John Durham, the special counsel appointed by the Trump administration to scrutinize the Russia investigation, will ask a grand jury to indict Michael Sussmann, a prominent cybersecurity lawyer, on a charge of making a false statement to the FBI. https://t.co/QYP1cVwZRZ
— The New York Times (@nytimes) September 16, 2021
The Times report said the case centers around a Sept. 19, 2016, meeting between Sussman and James A. Baker, a top attorney at the FBI at the time.
The report said Durham is up against the statute of limitations for the alleged crime, forcing an indictment to come soon or not at all.
Although Baker has said Sussman told him he was not meeting with Baker on behalf of a client, Sussmann later told Congress he was conducting the meeting on behalf of an unnamed client, the report said.

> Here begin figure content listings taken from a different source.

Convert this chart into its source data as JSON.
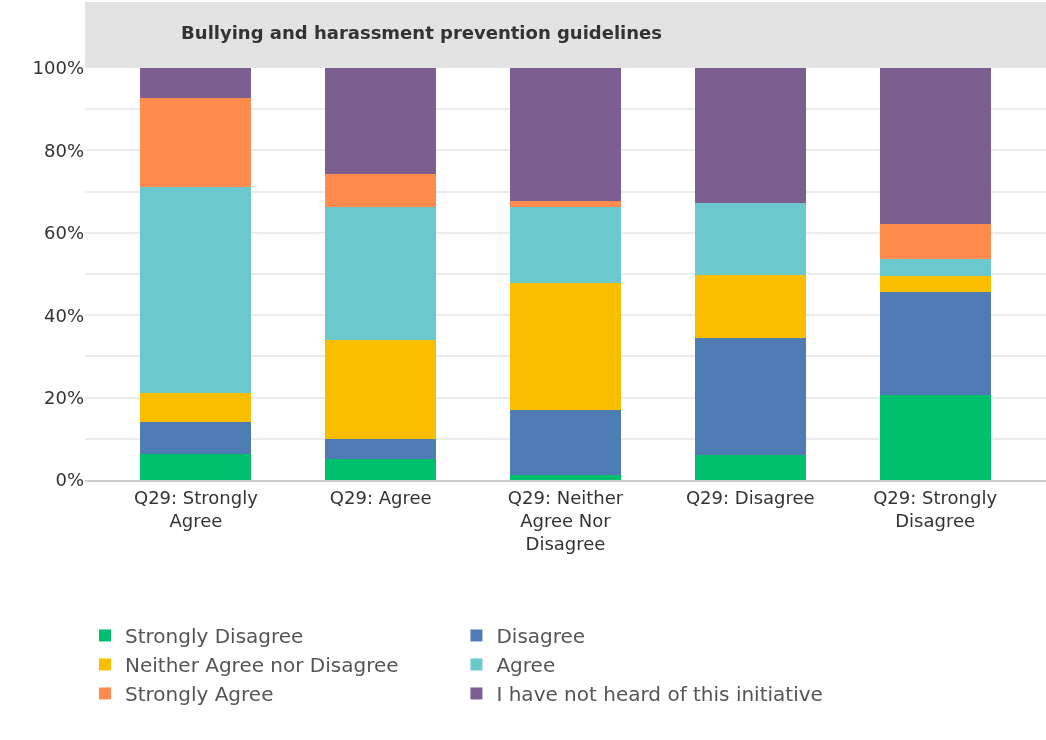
{
  "chart_data": {
    "type": "bar",
    "stacked": true,
    "title": "Bullying and harassment prevention guidelines",
    "categories": [
      "Q29: Strongly Agree",
      "Q29: Agree",
      "Q29: Neither Agree Nor Disagree",
      "Q29: Disagree",
      "Q29: Strongly Disagree"
    ],
    "series": [
      {
        "name": "Strongly Disagree",
        "color": "#00bf6f",
        "values": [
          6.4,
          5.0,
          1.1,
          6.1,
          20.6
        ]
      },
      {
        "name": "Disagree",
        "color": "#507cb6",
        "values": [
          7.6,
          4.9,
          15.9,
          28.4,
          25.0
        ]
      },
      {
        "name": "Neither Agree nor Disagree",
        "color": "#f9be00",
        "values": [
          7.0,
          24.2,
          30.7,
          15.2,
          4.0
        ]
      },
      {
        "name": "Agree",
        "color": "#6bc8cd",
        "values": [
          50.2,
          32.1,
          18.6,
          17.6,
          4.1
        ]
      },
      {
        "name": "Strongly Agree",
        "color": "#ff8b4f",
        "values": [
          21.6,
          8.0,
          1.4,
          0,
          8.5
        ]
      },
      {
        "name": "I have not heard of this initiative",
        "color": "#7d5e90",
        "values": [
          7.2,
          25.8,
          32.3,
          32.7,
          37.8
        ]
      }
    ],
    "ylim": [
      0,
      100
    ],
    "yticks": [
      {
        "value": 0,
        "label": "0%"
      },
      {
        "value": 10,
        "label": null
      },
      {
        "value": 20,
        "label": "20%"
      },
      {
        "value": 30,
        "label": null
      },
      {
        "value": 40,
        "label": "40%"
      },
      {
        "value": 50,
        "label": null
      },
      {
        "value": 60,
        "label": "60%"
      },
      {
        "value": 70,
        "label": null
      },
      {
        "value": 80,
        "label": "80%"
      },
      {
        "value": 90,
        "label": null
      },
      {
        "value": 100,
        "label": "100%"
      }
    ],
    "grid": "y",
    "legend": "bottom"
  }
}
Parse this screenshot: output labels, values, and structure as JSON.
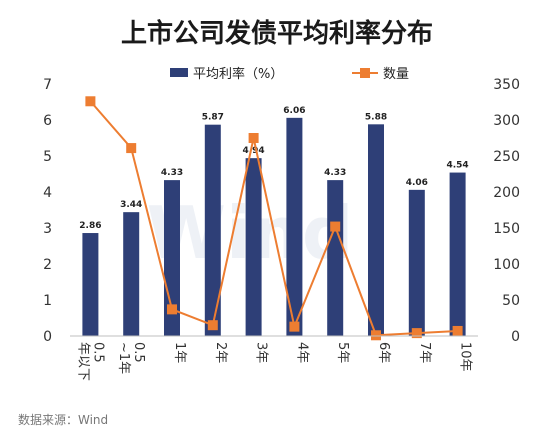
{
  "chart_data": {
    "type": "bar",
    "title": "上市公司发债平均利率分布",
    "source": "数据来源：Wind",
    "watermark": "Wind",
    "categories": [
      "0.5年以下",
      "0.5~1年",
      "1年",
      "2年",
      "3年",
      "4年",
      "5年",
      "6年",
      "7年",
      "10年"
    ],
    "series": [
      {
        "name": "平均利率（%）",
        "type": "bar",
        "axis": "left",
        "color": "#2e3f77",
        "values": [
          2.86,
          3.44,
          4.33,
          5.87,
          4.94,
          6.06,
          4.33,
          5.88,
          4.06,
          4.54
        ],
        "labels": [
          "2.86",
          "3.44",
          "4.33",
          "5.87",
          "4.94",
          "6.06",
          "4.33",
          "5.88",
          "4.06",
          "4.54"
        ]
      },
      {
        "name": "数量",
        "type": "line",
        "axis": "right",
        "color": "#ed7d31",
        "values": [
          326,
          261,
          37,
          15,
          275,
          13,
          152,
          1,
          4,
          7
        ]
      }
    ],
    "y_left": {
      "ylim": [
        0,
        7
      ],
      "ticks": [
        "0",
        "1",
        "2",
        "3",
        "4",
        "5",
        "6",
        "7"
      ]
    },
    "y_right": {
      "ylim": [
        0,
        350
      ],
      "ticks": [
        "0",
        "50",
        "100",
        "150",
        "200",
        "250",
        "300",
        "350"
      ]
    },
    "legend_position": "top-center",
    "grid": false
  }
}
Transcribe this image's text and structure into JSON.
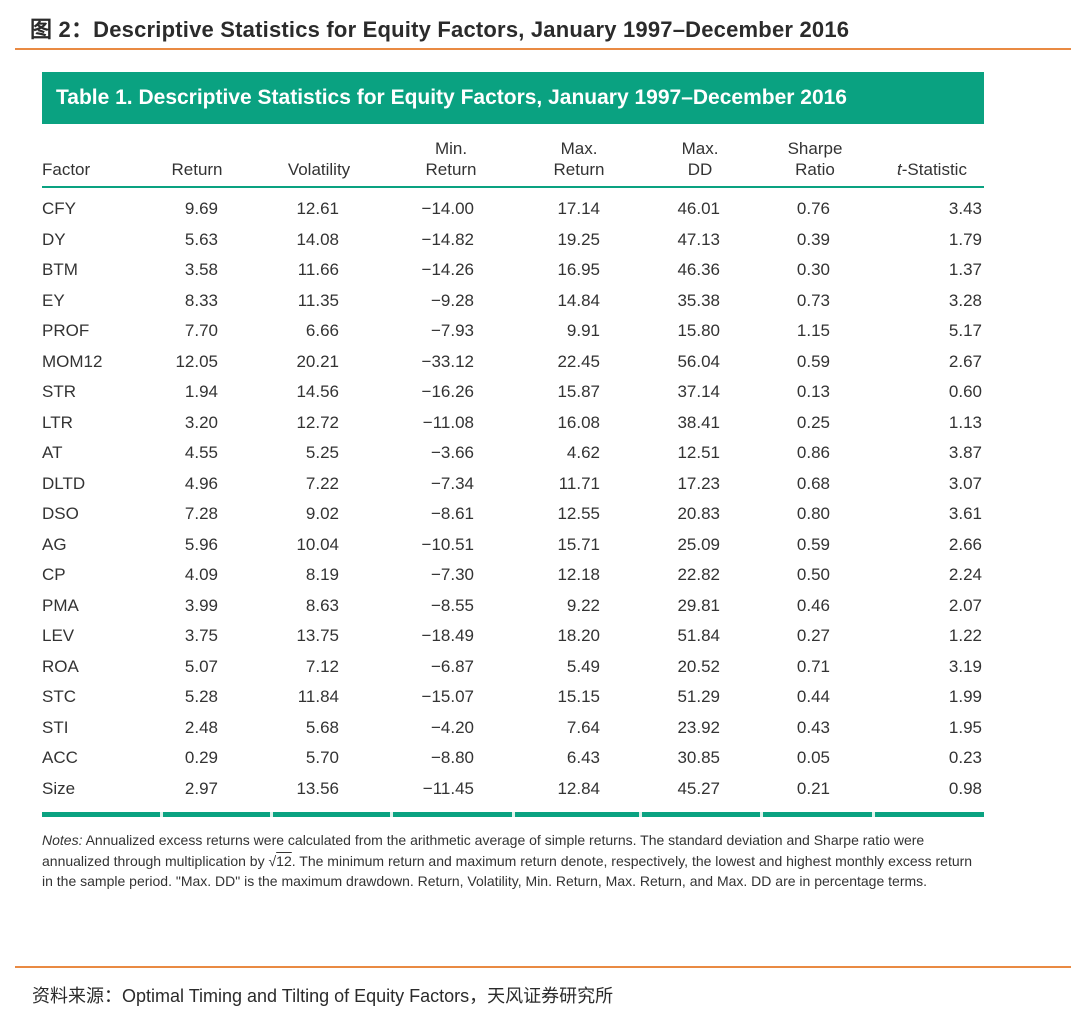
{
  "figure_title": "图 2：Descriptive Statistics for Equity Factors, January 1997–December 2016",
  "table_title": "Table 1.   Descriptive Statistics for Equity Factors, January 1997–December 2016",
  "headers": {
    "factor": "Factor",
    "return": "Return",
    "volatility": "Volatility",
    "min_return_1": "Min.",
    "min_return_2": "Return",
    "max_return_1": "Max.",
    "max_return_2": "Return",
    "max_dd_1": "Max.",
    "max_dd_2": "DD",
    "sharpe_1": "Sharpe",
    "sharpe_2": "Ratio",
    "t_stat_italic": "t",
    "t_stat_rest": "-Statistic"
  },
  "rows": [
    [
      "CFY",
      "9.69",
      "12.61",
      "−14.00",
      "17.14",
      "46.01",
      "0.76",
      "3.43"
    ],
    [
      "DY",
      "5.63",
      "14.08",
      "−14.82",
      "19.25",
      "47.13",
      "0.39",
      "1.79"
    ],
    [
      "BTM",
      "3.58",
      "11.66",
      "−14.26",
      "16.95",
      "46.36",
      "0.30",
      "1.37"
    ],
    [
      "EY",
      "8.33",
      "11.35",
      "−9.28",
      "14.84",
      "35.38",
      "0.73",
      "3.28"
    ],
    [
      "PROF",
      "7.70",
      "6.66",
      "−7.93",
      "9.91",
      "15.80",
      "1.15",
      "5.17"
    ],
    [
      "MOM12",
      "12.05",
      "20.21",
      "−33.12",
      "22.45",
      "56.04",
      "0.59",
      "2.67"
    ],
    [
      "STR",
      "1.94",
      "14.56",
      "−16.26",
      "15.87",
      "37.14",
      "0.13",
      "0.60"
    ],
    [
      "LTR",
      "3.20",
      "12.72",
      "−11.08",
      "16.08",
      "38.41",
      "0.25",
      "1.13"
    ],
    [
      "AT",
      "4.55",
      "5.25",
      "−3.66",
      "4.62",
      "12.51",
      "0.86",
      "3.87"
    ],
    [
      "DLTD",
      "4.96",
      "7.22",
      "−7.34",
      "11.71",
      "17.23",
      "0.68",
      "3.07"
    ],
    [
      "DSO",
      "7.28",
      "9.02",
      "−8.61",
      "12.55",
      "20.83",
      "0.80",
      "3.61"
    ],
    [
      "AG",
      "5.96",
      "10.04",
      "−10.51",
      "15.71",
      "25.09",
      "0.59",
      "2.66"
    ],
    [
      "CP",
      "4.09",
      "8.19",
      "−7.30",
      "12.18",
      "22.82",
      "0.50",
      "2.24"
    ],
    [
      "PMA",
      "3.99",
      "8.63",
      "−8.55",
      "9.22",
      "29.81",
      "0.46",
      "2.07"
    ],
    [
      "LEV",
      "3.75",
      "13.75",
      "−18.49",
      "18.20",
      "51.84",
      "0.27",
      "1.22"
    ],
    [
      "ROA",
      "5.07",
      "7.12",
      "−6.87",
      "5.49",
      "20.52",
      "0.71",
      "3.19"
    ],
    [
      "STC",
      "5.28",
      "11.84",
      "−15.07",
      "15.15",
      "51.29",
      "0.44",
      "1.99"
    ],
    [
      "STI",
      "2.48",
      "5.68",
      "−4.20",
      "7.64",
      "23.92",
      "0.43",
      "1.95"
    ],
    [
      "ACC",
      "0.29",
      "5.70",
      "−8.80",
      "6.43",
      "30.85",
      "0.05",
      "0.23"
    ],
    [
      "Size",
      "2.97",
      "13.56",
      "−11.45",
      "12.84",
      "45.27",
      "0.21",
      "0.98"
    ]
  ],
  "notes": {
    "label": "Notes:",
    "text_1": " Annualized excess returns were calculated from the arithmetic average of simple returns. The standard deviation and Sharpe ratio were annualized through multiplication by √",
    "sqrt_value": "12",
    "text_2": ". The minimum return and maximum return denote, respectively, the lowest and highest monthly excess return in the sample period. \"Max. DD\" is the maximum drawdown. Return, Volatility, Min. Return, Max. Return, and Max. DD are in percentage terms."
  },
  "source": "资料来源：Optimal Timing and Tilting of Equity Factors，天风证券研究所",
  "colors": {
    "accent_green": "#0aa281",
    "orange_rule": "#e98a43"
  }
}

The Times said billing records Durham obtained from Perkins Coie show that Sussman billed the Clinton campaign for most of the time devoted to issues related to Russia’s Alfa Bank, but not specifically the meeting with Baker.
Perkins Coie has been linked to the Russia controversy before. Marc Elias, formerly of the firm, was the lead attorney for the Clinton campaign at the time and hired the political research firm Fusion GPS, an action that resulted in a now-discredited dossier of allegations against Trump.
The Times said that it has concluded, based upon its research, that Durham “has been pursuing a theory that the Clinton campaign used Perkins Coie to submit dubious information to the F.B.I. about Russia and Mr. Trump in an effort to gin up investigative activity to hurt his 2016 campaign.”
Since leaving office, Trump has repeatedly issued public statements questioning the progress of Durham’s investigation.
Although the investigation was allowed to continue in the Biden administration, its long-term future is unclear.